Many people embark on psychosexual and relationship therapy because, frankly, they want to have better sex! They come (pardon the pun) because sex is not working for them. For some, the reasons for this are evident and for others the causes for their less than satisfactory sex lives, appear to be elusive.
For many, a disappointing sex life or a lack of desire for sex can be extremely distressing and for others it can be like living with a constant, underlying niggle, like a piece of grit in one’s shoe. Either way, living with something that is amiss and unresolved is uncomfortable to say the least and can cause bigger issues, for individuals and couples, if unattended to.
Like making a cake, there are many different components that contribute to a ‘good’ sex life, and similarly to making a cake, if an ingredient is missing or spoiled then the whole thing can be ruined.
So, what are the ingredients of ‘Good’ Sex?
There are lots of contributory factors that influence our sex life, and some of the most common are:
Communication, Communication, Communication!! I cannot stress the importance of good communication enough in life generally; it’s pretty crucial to functioning well. The majority of people could benefit hugely from improving their communication.
What I mean by good communication is the ability to communicate with ourselves and our partners. Knowing what you think and feel emotionally is pretty widely accepted as important. However, what about your body? If I asked you what your vagina or penis feels like right now – would you know?
One of the major problems that I see in my practice is a lack of connection / communication with our bodies; most people have lost touch with their bodies, spending the majority of their lives in their heads, overthinking or worrying, and this can cause a multitude of problems in life, and it becomes particularly problematic when it comes to sexual functioning. We need to retrain our bodies, switch them back on and re-connect.
Knowing what we like and dislike and being able to communicate it, and I’m not just talking about in the bedroom, or wherever else you are having sex, I’m talking about ALL communication with your partner. If the communication is ‘off’, you can bet that the sex will be too.
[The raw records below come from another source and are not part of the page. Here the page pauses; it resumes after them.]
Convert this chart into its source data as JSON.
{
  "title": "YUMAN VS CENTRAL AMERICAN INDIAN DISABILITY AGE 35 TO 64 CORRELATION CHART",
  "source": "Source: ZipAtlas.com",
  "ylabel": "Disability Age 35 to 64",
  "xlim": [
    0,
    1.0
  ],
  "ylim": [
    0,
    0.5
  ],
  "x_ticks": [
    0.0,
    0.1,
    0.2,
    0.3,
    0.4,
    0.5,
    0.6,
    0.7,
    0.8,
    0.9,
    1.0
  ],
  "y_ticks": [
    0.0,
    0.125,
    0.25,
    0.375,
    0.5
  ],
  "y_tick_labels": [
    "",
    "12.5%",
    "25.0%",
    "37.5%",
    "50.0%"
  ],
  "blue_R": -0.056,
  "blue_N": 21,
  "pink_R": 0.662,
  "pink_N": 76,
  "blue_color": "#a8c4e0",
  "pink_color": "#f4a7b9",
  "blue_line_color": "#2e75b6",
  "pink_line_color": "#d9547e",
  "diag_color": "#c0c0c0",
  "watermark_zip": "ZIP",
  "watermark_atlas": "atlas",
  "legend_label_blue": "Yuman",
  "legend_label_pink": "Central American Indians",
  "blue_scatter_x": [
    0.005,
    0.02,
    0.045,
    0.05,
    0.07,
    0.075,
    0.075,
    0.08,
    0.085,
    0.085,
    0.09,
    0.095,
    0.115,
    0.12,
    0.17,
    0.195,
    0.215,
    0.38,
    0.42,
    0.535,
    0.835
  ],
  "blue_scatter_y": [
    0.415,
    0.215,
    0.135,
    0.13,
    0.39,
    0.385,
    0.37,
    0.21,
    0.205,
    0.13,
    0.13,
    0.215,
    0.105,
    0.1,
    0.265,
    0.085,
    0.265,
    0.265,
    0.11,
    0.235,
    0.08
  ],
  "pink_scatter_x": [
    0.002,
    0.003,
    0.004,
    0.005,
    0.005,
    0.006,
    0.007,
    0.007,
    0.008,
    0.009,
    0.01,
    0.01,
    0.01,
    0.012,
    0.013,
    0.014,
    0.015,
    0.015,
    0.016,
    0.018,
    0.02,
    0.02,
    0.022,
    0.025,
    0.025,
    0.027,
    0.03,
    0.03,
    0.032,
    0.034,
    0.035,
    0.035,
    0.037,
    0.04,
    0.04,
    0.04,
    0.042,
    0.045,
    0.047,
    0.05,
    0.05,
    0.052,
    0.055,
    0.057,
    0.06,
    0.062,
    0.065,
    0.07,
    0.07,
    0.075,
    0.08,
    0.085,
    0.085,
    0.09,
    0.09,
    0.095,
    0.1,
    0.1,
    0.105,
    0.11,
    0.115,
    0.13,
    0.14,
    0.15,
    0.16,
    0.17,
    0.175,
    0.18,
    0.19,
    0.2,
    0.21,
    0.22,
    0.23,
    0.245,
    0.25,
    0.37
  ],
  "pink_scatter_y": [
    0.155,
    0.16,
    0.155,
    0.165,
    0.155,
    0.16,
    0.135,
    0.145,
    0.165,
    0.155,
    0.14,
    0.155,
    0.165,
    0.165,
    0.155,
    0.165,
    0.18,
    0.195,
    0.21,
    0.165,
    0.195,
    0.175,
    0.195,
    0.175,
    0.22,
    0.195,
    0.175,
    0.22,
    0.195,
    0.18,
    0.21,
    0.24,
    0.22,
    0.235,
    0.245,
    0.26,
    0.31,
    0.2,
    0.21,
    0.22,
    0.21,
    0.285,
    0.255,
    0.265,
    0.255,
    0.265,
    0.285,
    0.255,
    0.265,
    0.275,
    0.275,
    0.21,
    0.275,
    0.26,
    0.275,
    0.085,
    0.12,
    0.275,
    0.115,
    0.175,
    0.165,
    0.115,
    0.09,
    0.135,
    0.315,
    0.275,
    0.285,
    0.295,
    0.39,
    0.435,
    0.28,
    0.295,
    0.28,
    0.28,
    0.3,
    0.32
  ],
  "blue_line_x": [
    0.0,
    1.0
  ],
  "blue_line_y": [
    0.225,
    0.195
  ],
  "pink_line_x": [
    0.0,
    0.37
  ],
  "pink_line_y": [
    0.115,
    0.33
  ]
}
Other relationship issues that can lead to a less than satisfactory sex life, or indeed a complete absence of a sex life, are, amongst others, resentment, fear and distrust. There is nothing like this trio to disrupt a couple’s sex life. In addition, overt or underlying conflicts that are present in the relationship will also result in less than optimal sex. The relationship we have with our partner is a fundamental ingredient in a good sex life. What state is your relationship in? When did you last have a relationship M.O.T? Disappointing sex can be a difficult and worrying subject to raise with a partner, and although it can be perceived as an issue belonging to one partner, inevitably you will both be affected.
In some cases, it is the body that betrays. Issues such as erectile dysfunction, premature ejaculation, retarded ejaculation, painful sex (dyspareunia), vaginismus and anorgasmia all have a detrimental impact on sexual functioning and can cause huge distress; as one may imagine.
These conditions can emanate from psychological and emotional issues (inorganic issues), such as: relationship issues, lack of connection with the body, childbirth, negative body image, negative or traumatic sexual experiences, or from the shame we have developed as children as a consequence of messages that we have received about sex and who we are.
They can also be medical in origin (organic) for example: vascular disorders, diabetes, cancers, medication side effects, to name a few. Regardless of their origin, it is important to know that if you are experiencing one of these conditions you don’t have to suffer, there are treatment options available within psychosexual therapy and medically.
Working with a qualified and accredited psychosexual and relationship therapist can be a positive and safe way forward to address sex and relationship problems, helping you, either as an individual or couple, to find solutions to enable you to experience a happier and more fulfilling sexual and relationship life.